The American Family Physician has a good review on Using Tissue Adhesive for Wound Repair: A Practical Guide to Dermabond (3/2000).
The commercial website for Dermabond has patient information but not much on, for example, how you can remove the glue.
Medgadget writes that many people still do not know about the super-glue: "Dermabond is not new. It's been around for a decade. And it makes sutures so 19-th century."

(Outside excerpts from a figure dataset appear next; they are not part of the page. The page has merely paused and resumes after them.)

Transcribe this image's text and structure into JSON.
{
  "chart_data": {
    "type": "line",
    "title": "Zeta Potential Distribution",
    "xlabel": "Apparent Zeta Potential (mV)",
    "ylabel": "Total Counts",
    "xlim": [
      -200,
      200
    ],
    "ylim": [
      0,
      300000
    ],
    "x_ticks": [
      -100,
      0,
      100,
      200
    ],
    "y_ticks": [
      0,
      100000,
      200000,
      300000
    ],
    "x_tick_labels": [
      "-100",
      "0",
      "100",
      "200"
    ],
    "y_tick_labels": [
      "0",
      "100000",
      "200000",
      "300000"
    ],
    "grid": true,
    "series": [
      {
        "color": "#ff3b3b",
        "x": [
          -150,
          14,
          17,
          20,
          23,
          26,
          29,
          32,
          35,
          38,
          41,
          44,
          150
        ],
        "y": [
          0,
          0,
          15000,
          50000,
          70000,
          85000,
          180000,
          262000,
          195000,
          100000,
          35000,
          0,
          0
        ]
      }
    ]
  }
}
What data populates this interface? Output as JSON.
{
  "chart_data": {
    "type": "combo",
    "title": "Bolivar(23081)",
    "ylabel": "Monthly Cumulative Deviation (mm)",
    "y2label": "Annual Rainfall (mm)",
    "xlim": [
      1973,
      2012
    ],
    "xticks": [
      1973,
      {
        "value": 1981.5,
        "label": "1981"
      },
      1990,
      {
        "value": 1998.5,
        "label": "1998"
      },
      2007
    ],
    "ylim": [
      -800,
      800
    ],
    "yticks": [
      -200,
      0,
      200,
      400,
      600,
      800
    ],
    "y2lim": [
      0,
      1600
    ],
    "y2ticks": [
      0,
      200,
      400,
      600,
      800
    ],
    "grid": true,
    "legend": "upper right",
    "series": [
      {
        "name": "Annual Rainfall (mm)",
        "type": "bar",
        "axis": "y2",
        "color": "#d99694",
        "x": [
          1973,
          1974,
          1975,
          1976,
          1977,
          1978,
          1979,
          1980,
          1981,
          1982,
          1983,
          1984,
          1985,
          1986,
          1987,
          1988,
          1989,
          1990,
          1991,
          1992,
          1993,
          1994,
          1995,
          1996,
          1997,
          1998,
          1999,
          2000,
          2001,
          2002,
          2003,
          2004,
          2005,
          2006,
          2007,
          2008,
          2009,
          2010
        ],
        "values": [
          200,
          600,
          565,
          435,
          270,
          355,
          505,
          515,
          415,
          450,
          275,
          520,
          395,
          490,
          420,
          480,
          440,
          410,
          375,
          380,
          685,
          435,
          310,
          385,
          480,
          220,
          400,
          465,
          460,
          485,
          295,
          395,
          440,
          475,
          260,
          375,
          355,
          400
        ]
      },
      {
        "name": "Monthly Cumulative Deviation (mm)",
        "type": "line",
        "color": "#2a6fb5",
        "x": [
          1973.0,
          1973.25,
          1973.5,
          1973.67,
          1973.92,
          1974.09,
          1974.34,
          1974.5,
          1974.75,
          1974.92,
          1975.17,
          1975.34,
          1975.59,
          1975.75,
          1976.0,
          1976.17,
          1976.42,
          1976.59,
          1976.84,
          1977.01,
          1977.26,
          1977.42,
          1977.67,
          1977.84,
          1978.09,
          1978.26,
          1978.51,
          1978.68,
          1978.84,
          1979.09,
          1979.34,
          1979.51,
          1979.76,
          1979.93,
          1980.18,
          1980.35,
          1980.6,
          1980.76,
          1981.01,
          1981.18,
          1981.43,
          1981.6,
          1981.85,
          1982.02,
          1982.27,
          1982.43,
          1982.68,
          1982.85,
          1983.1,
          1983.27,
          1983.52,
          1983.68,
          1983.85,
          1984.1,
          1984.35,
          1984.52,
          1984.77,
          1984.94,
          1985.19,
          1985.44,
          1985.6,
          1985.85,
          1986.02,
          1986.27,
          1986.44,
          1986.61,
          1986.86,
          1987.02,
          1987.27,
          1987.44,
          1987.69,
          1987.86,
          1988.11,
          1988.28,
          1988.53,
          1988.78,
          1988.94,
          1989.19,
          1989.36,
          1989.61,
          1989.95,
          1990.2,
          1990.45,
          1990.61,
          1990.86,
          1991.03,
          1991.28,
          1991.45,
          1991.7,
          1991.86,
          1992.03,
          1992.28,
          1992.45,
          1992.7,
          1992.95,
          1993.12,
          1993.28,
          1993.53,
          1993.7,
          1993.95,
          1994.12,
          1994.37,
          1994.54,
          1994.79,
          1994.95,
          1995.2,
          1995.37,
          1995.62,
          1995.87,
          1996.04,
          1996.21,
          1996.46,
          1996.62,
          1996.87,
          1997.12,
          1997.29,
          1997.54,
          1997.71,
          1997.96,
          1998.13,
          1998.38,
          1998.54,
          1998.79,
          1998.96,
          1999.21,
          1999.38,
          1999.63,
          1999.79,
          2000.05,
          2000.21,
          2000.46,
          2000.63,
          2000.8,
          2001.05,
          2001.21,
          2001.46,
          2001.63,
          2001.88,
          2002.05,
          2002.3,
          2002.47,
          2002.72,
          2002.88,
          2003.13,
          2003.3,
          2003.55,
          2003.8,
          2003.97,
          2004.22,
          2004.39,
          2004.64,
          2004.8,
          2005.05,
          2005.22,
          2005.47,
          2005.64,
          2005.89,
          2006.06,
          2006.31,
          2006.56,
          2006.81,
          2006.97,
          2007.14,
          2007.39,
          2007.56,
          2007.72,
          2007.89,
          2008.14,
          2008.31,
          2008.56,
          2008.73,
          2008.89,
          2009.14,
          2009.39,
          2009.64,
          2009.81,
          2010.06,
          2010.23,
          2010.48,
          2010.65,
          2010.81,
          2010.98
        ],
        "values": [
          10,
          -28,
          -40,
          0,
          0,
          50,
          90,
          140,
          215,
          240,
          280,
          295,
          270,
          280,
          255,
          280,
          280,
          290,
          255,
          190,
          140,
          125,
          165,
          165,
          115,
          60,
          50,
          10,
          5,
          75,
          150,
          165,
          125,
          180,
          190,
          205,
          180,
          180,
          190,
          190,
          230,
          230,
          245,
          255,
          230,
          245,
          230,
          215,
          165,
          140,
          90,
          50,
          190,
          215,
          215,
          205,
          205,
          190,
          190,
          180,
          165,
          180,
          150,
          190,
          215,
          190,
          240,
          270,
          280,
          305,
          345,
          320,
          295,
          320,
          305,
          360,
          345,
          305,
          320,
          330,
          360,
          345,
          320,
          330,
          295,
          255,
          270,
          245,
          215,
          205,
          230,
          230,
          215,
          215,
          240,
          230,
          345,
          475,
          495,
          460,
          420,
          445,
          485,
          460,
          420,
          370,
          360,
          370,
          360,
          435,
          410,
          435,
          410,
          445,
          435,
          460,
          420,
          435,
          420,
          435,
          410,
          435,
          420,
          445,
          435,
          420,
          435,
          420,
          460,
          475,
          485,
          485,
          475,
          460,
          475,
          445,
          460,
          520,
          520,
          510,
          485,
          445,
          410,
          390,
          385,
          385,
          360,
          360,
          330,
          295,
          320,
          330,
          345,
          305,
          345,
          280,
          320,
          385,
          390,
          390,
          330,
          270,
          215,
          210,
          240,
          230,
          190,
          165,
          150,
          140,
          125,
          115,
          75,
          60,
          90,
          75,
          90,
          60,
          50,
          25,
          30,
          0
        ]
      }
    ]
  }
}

For a professional review of indications and contraindications to Dermabond, please read the American Family Physician article above (free full text).
Over-the-counter Super Glue
Band-Aid® Liquid Bandage is an over-the-counter product based on the same glue (cyanoacrylate) that is in Dermabond. If you have an wound which needs stiches or Dermabond, you have to go to ER. By contrast, Liquid Bandage, which works fine for small wounds and cuts, is available at Walmart.
How is Liquid Bandage different from Dermabond?
Liquid Bandage has lower tensile strength than Dermabond. "If you place the material between your thumb and finger and hold it for 2 minutes you will still be able to pull your fingers apart. This is not possible with Dermabond." (Source: BandAid.com)
Using Tissue Adhesive for Wound Repair: A Practical Guide to Dermabond. AFP 3/2000.